Üniversiteden çok burası benim için gerçek bir okuldu aslında, hayatın içinde çok şey öğrendim. Mezun oldum, önceleri kendi sektörümde iş aradım ama buranın manevi yönü ağır bastı, babam da uzun yıllar burada resepsiyonda çalıştı ve rahmetlik oldu. Ortam ise tam bir aile ortamı, bu yönleri ağır basınca kendi sektörümde iş aramayı bıraktım, sekiz yıldır buradayım. Bar, restoran ve kafe bölümlerinde garson olarak çalışıyorum. İlk iş deneyim burada oldu, hala buradayım.  Bu sektöre, bu işyerine girdiğim için hiç pişman olmadım. 
Çok güzel anılar biriktiriyoruz; Mr. Baran adında bir misafirimiz vardı, her yıl buraya geliyordu, gırtlak kanseri olmuş, buraya geldi ve bize iki aylık ömrü kaldığını söyledi, bizimle, gerçek, içten ve samimi insanların arasında ömrümün geriye kalanını geçirmek istiyorum demişti, sonra ülkesine döndü ve vefat haberini aldık…" 

Timuçin Karacamert: 
“Sektörde sendikalaşma olur, çalışan alın terinin karşılığını alırsa o zaman yerli istihdam da artar”

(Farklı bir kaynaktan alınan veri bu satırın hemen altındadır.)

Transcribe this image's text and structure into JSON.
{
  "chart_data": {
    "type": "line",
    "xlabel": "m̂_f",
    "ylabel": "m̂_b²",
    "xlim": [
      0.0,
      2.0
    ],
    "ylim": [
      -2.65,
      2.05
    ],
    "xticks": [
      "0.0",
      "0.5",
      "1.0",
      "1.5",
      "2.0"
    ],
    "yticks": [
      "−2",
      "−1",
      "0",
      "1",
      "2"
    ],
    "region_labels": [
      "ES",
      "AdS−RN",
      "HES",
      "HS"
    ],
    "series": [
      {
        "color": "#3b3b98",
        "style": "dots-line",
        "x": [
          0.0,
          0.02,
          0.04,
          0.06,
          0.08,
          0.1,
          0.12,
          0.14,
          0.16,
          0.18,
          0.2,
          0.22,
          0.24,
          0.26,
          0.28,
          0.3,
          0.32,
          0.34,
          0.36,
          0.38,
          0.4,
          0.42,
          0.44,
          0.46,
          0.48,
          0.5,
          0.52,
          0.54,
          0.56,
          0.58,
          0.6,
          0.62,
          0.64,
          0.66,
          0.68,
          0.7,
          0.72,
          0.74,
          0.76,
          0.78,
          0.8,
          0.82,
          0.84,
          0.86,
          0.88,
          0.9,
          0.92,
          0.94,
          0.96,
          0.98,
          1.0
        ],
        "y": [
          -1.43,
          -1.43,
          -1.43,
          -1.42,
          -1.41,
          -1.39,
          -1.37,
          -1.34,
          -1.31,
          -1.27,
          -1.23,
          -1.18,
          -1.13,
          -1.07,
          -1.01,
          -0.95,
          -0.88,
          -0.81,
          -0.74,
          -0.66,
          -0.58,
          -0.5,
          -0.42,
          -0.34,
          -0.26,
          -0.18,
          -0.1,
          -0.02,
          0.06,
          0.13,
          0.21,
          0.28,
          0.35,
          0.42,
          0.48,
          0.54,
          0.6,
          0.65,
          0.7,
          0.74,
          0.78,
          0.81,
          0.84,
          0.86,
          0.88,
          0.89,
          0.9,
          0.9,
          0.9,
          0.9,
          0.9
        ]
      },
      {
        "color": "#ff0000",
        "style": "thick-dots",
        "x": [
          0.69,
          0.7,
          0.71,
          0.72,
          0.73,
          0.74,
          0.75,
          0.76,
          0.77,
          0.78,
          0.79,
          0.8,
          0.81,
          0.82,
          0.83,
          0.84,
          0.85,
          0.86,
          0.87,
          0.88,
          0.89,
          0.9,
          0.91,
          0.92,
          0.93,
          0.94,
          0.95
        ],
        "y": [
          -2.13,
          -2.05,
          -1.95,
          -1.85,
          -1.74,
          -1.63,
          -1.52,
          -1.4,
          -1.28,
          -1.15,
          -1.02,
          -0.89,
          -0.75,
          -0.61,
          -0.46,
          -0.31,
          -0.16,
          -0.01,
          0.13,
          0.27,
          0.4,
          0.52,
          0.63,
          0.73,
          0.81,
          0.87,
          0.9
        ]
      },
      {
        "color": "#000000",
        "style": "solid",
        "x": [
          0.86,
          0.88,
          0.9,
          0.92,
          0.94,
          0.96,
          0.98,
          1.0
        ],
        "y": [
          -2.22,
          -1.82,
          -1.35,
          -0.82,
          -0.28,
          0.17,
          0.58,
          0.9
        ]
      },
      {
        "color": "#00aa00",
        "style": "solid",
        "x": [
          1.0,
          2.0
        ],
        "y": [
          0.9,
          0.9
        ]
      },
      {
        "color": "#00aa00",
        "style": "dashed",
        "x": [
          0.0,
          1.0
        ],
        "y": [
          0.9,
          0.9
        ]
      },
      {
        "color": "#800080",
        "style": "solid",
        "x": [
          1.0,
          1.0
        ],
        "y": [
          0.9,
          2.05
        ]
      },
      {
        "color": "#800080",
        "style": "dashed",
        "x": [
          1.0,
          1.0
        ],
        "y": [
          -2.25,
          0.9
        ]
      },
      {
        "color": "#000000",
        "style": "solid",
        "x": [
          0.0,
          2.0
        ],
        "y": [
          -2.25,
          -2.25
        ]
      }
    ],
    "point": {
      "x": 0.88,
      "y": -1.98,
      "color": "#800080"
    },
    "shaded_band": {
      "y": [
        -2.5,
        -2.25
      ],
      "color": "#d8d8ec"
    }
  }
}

“1992 yılında Haydarpaşa'nın turizm e otelcilik bölümünden mezun olunca buraya başladım. Barda ilk olarak staj yapıyordum, yaz döneminde de akşamları yine barda görev alıyordum, birçok yerden geçtim. Staj yaptığım dönemler bitince göreve başladım ardından askere gitmek için görevimden ayrılmam gerekiyordu. Beni Beyaz Ev’e garson olarak görevlendirdiler, orada da mesleğimi yapmama yardımcı oldular, askerliğimi bitirince yeniden buraya geldim. 1992 yılında adım adım yükselerek satın alma direktörlüğüne dek yükseldim. Otelin her köşesinde alın terim var... Buradaki başarı sekiz saatte sınırlı değil, iş dışında da ailece görüşüyoruz, tüm çalışanlar aile gibidir. “Dome is Home” sadece misafirlere olan yaklaşımımız değil, tüm bunlardır... 
Bu sektöre yönelen gençler, bölümü iş ola mı okuyor yoksa mesleği yapmak içinde mi var irdelemek gerek.
Sendikalı bir işte çalışmanın güzelliklerini ben burada çalışmaya başlayınca anladım. Bu sektörde sendikalaşma olursa ve çalışan alın terinin karşılığını alırsa o zaman yerli istihdam da artar. Yapılması gereken tek şey burdur.
Turizm vardiya olan bir sektördür, herkes tatilken biz çalışıyoruz, bu mesleğin en acı yanı da bu ama bunu kabul edip çalışmak gerek. Beni en çok üzen en yakın arkadaşlarımın dahi düğünlerine katılmamak oldu ama işim bu… Bu yüzdendir ki yerli halk bu mesleği tercih etmiyor, keşke etse." 

Hakan Babacan:
“Sektörde çalışacak yerli bulamıyoruz deniliyor ama biz buluyoruz, çünkü sendikalı çalışıyoruz”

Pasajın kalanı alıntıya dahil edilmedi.